Many textbooks propose different techniques of removing left recursion. Some of them alter the associativity, which is something I would like to avoid.
What is the most straightforward way to remove left recursion in the following (example) grammar?
logical_or_expression
= logical_and_expression
| logical_or_expression , "||" , logical_and_expression
;
The example is written in extended backus-naur form and taken from the C grammar of Annex A in the C11 standard. This is done for the sake of transforming the grammar into EBNF for recursive-descent parsing.
My take on the problem:
logical_or_expression
= logical_and_expression, { "||" , logical_and_expression }
;
But does this preserve the left-associativity of logical_or_expression?
I suppose you meant
logical_or_expression
= { logical_and_expression, "||" } , logical_and_expression
;
Because otherwise, you haven't removed the left-recursion at all. But that is not really suitable for recursive parsing either, since you cannot tell from the first token of the logical_or_expression whether or not the repeated clause should be predicted. That's why the usual style is
logical_or_expression
= logical_and_expression, { "||" , logical_and_expression }
;
Unfortunately, it is reasonable to say that the above does not preserve left-associativity. However, there is also a sense in which the { ... } EBNF syntax fails to define associativity at all. The first interpretation (that the syntax is inherently right-associative) comes from the special status of the first logical_and_expression; the second interpretation (that the syntax fails to specify associativity) comes from the lack of defined ordering of the repetition operator. [Note 1]
Personally, I prefer adding an "interpolation" (or "separated repetition") syntax, which would allow a simpler expression of separated lists:
logical_or_expression
= { logical_and_expression // "||" }
;
Or:
argument_list
= { expression // "," }
;
There's no inherent reason not to define an interpolation operator, and some varieties of augmented BNF do have such a thing. [Notes 2&3] This still doesn't clearly specify associativity, but it has two advantages: (1) it's shorter, and (2) it doesn't artificially privilege the first element of the list.
When repetition (of any form) is translated back into BNF, a decision needs to be made as to whether the repetition is left- or right-recursive, which is also a decision about whether the repetition is left- or right-associative. If one were to translate a repetition operator into BNF prior to building a recursive-descent parser, there would be no option other than to use the right-{recursive/associative} version.
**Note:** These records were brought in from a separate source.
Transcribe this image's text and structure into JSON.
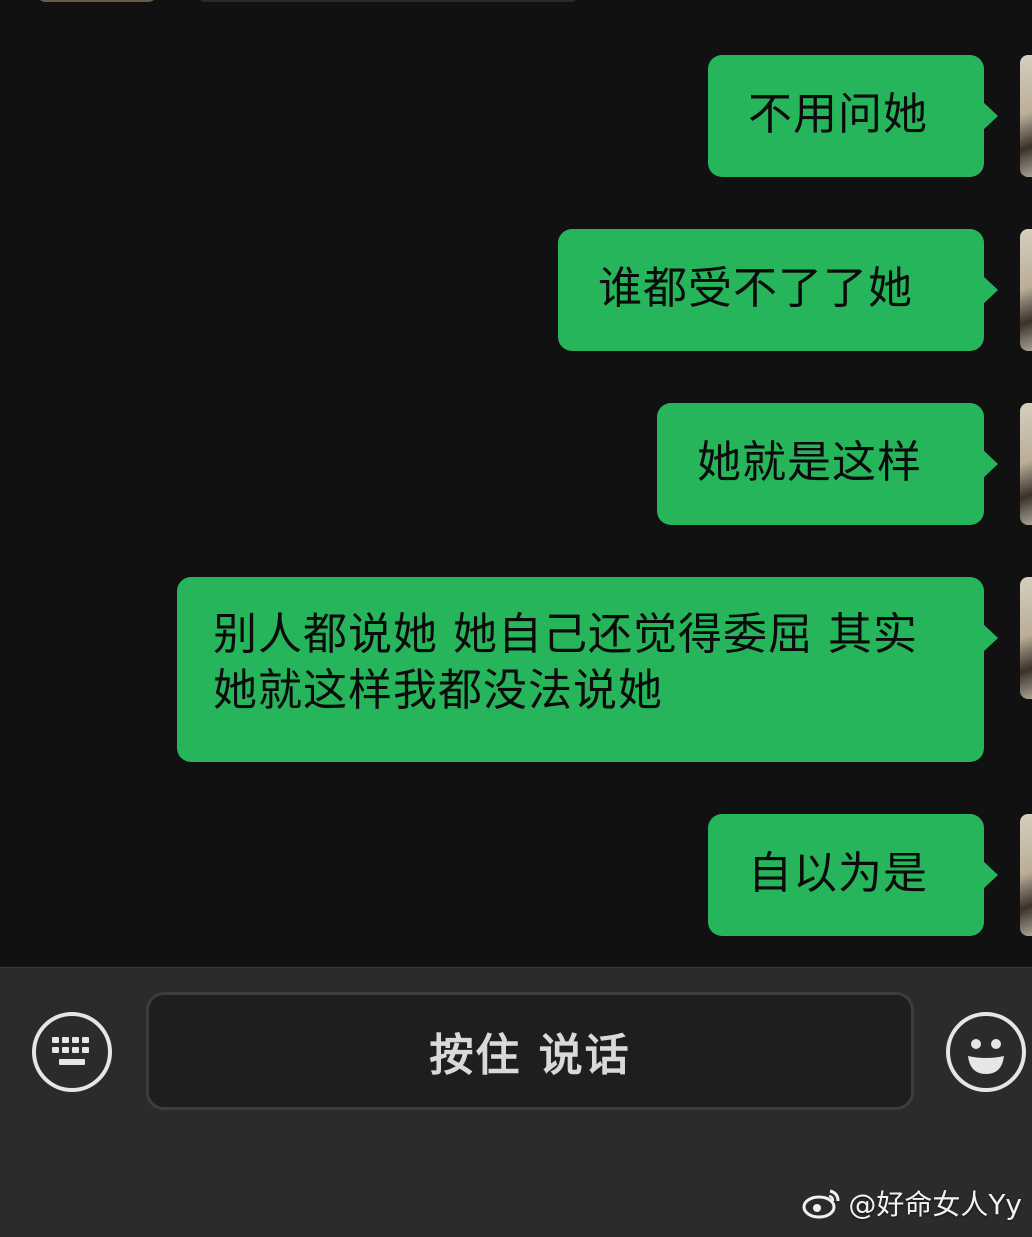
{
  "chat": {
    "messages": [
      {
        "text": "不用问她",
        "sender": "self"
      },
      {
        "text": "谁都受不了了她",
        "sender": "self"
      },
      {
        "text": "她就是这样",
        "sender": "self"
      },
      {
        "text": "别人都说她 她自己还觉得委屈 其实她就这样我都没法说她",
        "sender": "self"
      },
      {
        "text": "自以为是",
        "sender": "self"
      }
    ]
  },
  "input_bar": {
    "keyboard_icon": "keyboard-icon",
    "hold_to_talk_label": "按住 说话",
    "emoji_icon": "smiley-icon"
  },
  "watermark": {
    "text": "@好命女人Yy",
    "icon": "weibo-logo-icon"
  },
  "colors": {
    "background": "#111111",
    "bubble_self": "#26b55b",
    "input_bar": "#2b2b2b"
  }
}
However, the actual code in a recursive descent parser could work either way:
# Recognize A_list == { A // sep }
# Iterative version, left associative
def parse_A_list():
x = parse_A()
while next() == sep:
accept(sep)
x = new_A_list(x, parse_A())
// Recursive version, right associative
def parse_A_list():
x = parse_A()
if next() == sep:
accept(sep)
x = new_A_list(x, parse_A_list())
return x
In Modern Programming Languages, 2d Edition, Chapter 3, page 40, the author suggests that you could:
Define a convention: for example, that the form
<exp> ::= <mulexp> { + <mulexp>}
will be used only for left-associative operators
although he also suggests the strategy of explicitly describing associativity in an associated paragraph of English text.
I don't know of any commonly-used formalism which uses the first convention (and I find it unnatural) but it at least illustrates the point that EBNF by itself does not adequately define associativity of repetition.
For example, the Syntax Definition Format (SDF) uses braces to indicate a separated repetition; the last element inside the brace must be a non-terminal and is used as the separator. You still need a repetition operator, either * or +, so what I wrote as { A // a } would be written in SDF as { A a }+, whereas I would write there { A a }* as [{ A // a }]. These differences are not particularly relevant.
As another example, W3C uses (or used at some time) a variant of the ABNF (RFC 5234) formalism in which #X indicates a list of Xs separated specifically by commas. (And also n#mX for numbers n and m indicating the minimum and maximum number of repetitions.)